Frog, qingwa (sounds like: ching-wa)
For some time, “Chinese” and “frog” have brought to mind the little red cooler that lives in the trunk of our friend John’s car, for the express purpose of ferrying home frogs’ legs, should he happen to find himself in a Chinatown.
Now, I think instead (or maybe too) of the leggy frog in striped blue tights that hung from Emmy’s Gymini. An early gift — quickly nicknamed The Crazy Mat — it was a soft square snapped to the ends of two crossed arcs from which a handful of characters hung down. The idea, and the reality, being that the baby would lie on her back and look up at these, entertained entranced. Rich and I, both freelancers working from home, managed to go back to work when Emmy was four weeks old, thanks in large part to all the hanging out she did with her “friends” — a sunshine that played music when swatted aggressively, a lame turtle, some leaves and that dandy of a frog, the ching-wa.
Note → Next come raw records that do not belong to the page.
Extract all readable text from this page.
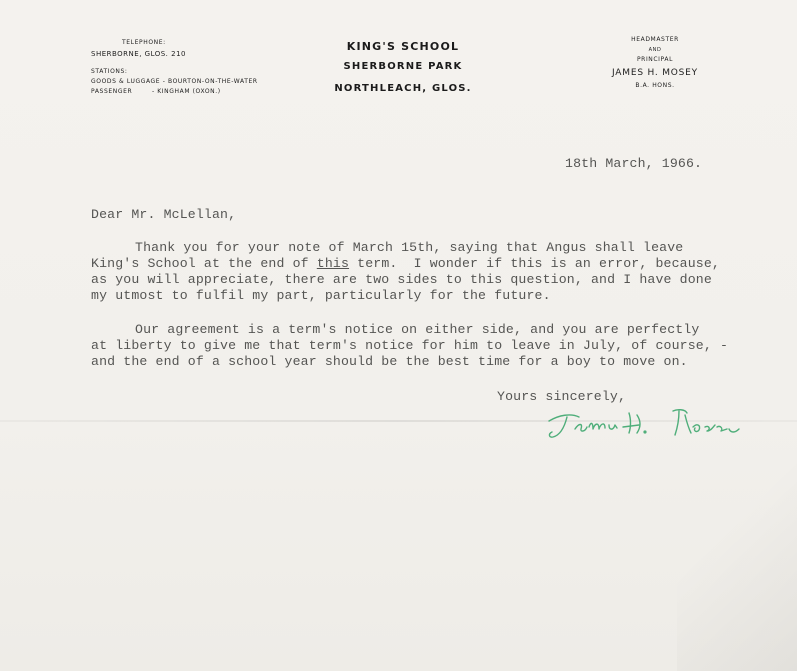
TELEPHONE:
SHERBORNE, GLOS. 210
STATIONS:
GOODS & LUGGAGE - BOURTON-ON-THE-WATER
PASSENGER	- KINGHAM (OXON.)
KING'S SCHOOL
SHERBORNE PARK
NORTHLEACH, GLOS.
HEADMASTER
AND
PRINCIPAL
JAMES H. MOSEY
B.A. HONS.
18th March, 1966.
Dear Mr. McLellan,
Thank you for your note of March 15th, saying that Angus shall leave
King's School at the end of this term.  I wonder if this is an error, because,
as you will appreciate, there are two sides to this question, and I have done
my utmost to fulfil my part, particularly for the future.
Our agreement is a term's notice on either side, and you are perfectly
at liberty to give me that term's notice for him to leave in July, of course, -
and the end of a school year should be the best time for a boy to move on.
Yours sincerely,
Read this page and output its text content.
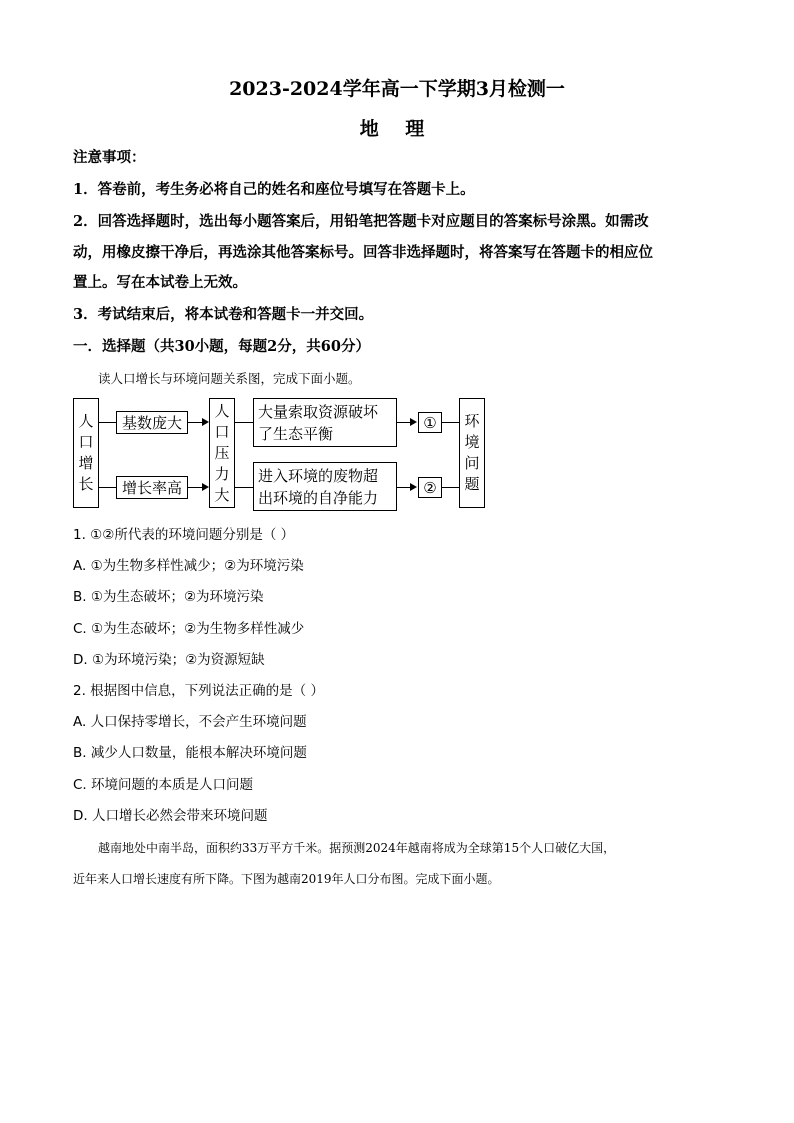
2023-2024学年高一下学期3月检测一
地 理
注意事项：
1．答卷前，考生务必将自己的姓名和座位号填写在答题卡上。
2．回答选择题时，选出每小题答案后，用铅笔把答题卡对应题目的答案标号涂黑。如需改
动，用橡皮擦干净后，再选涂其他答案标号。回答非选择题时，将答案写在答题卡的相应位
置上。写在本试卷上无效。
3．考试结束后，将本试卷和答题卡一并交回。
一．选择题（共30小题，每题2分，共60分）
读人口增长与环境问题关系图，完成下面小题。
人
口
增
长
基数庞大
增长率高
人
口
压
力
大
大量索取资源破坏
了生态平衡
进入环境的废物超
出环境的自净能力
①
②
环
境
问
题
1. ①②所代表的环境问题分别是（ ）
A. ①为生物多样性减少；②为环境污染
B. ①为生态破坏；②为环境污染
C. ①为生态破坏；②为生物多样性减少
D. ①为环境污染；②为资源短缺
2. 根据图中信息，下列说法正确的是（ ）
A. 人口保持零增长，不会产生环境问题
B. 减少人口数量，能根本解决环境问题
C. 环境问题的本质是人口问题
D. 人口增长必然会带来环境问题
越南地处中南半岛，面积约33万平方千米。据预测2024年越南将成为全球第15个人口破亿大国，
近年来人口增长速度有所下降。下图为越南2019年人口分布图。完成下面小题。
We did a lot of talking and singing via the ching-wa, who had a mechanism in his torso that enabled him to wriggle up after being pulled down.
These days, barnyards now abound in our house. As though we’re preparing our child for a life of hard agriculture, her books, puzzles, songs, videos and even outfits feature cows, pigs, chickens, geese, farmers. It definitely wasn’t planned. For some reason, Rich hasn’t translated any of these others for me. Maybe he doesn’t know the words, and I haven’t asked. But since that ching-wa in the tights, I’ve started noticing the frogs on the periphery.
There’s a ching-wa family that splashes with a pig and sheep in a piece-of-crap electronic book my mother bought at a yard sale (all the buttons now emit sounds of static, but I admit I’m taken with the story); the ching-wa in “Brown Bear, Brown Bear, What Do You See?”; the ching-wa in Xavier Deneux’s “My Animals”; and, most recently, a ching-wa in the collection of finger puppets a friend brought back from her home country of Bangladesh. Maybe kids there are subjected to fewer sheep and pigs, as this one keeps company with a lion, an elephant, a rabbit and a duck.
Unlike that first ching-wa, this guy (alas, like so many Chinatown frogs, one imagines) has little more than his smile.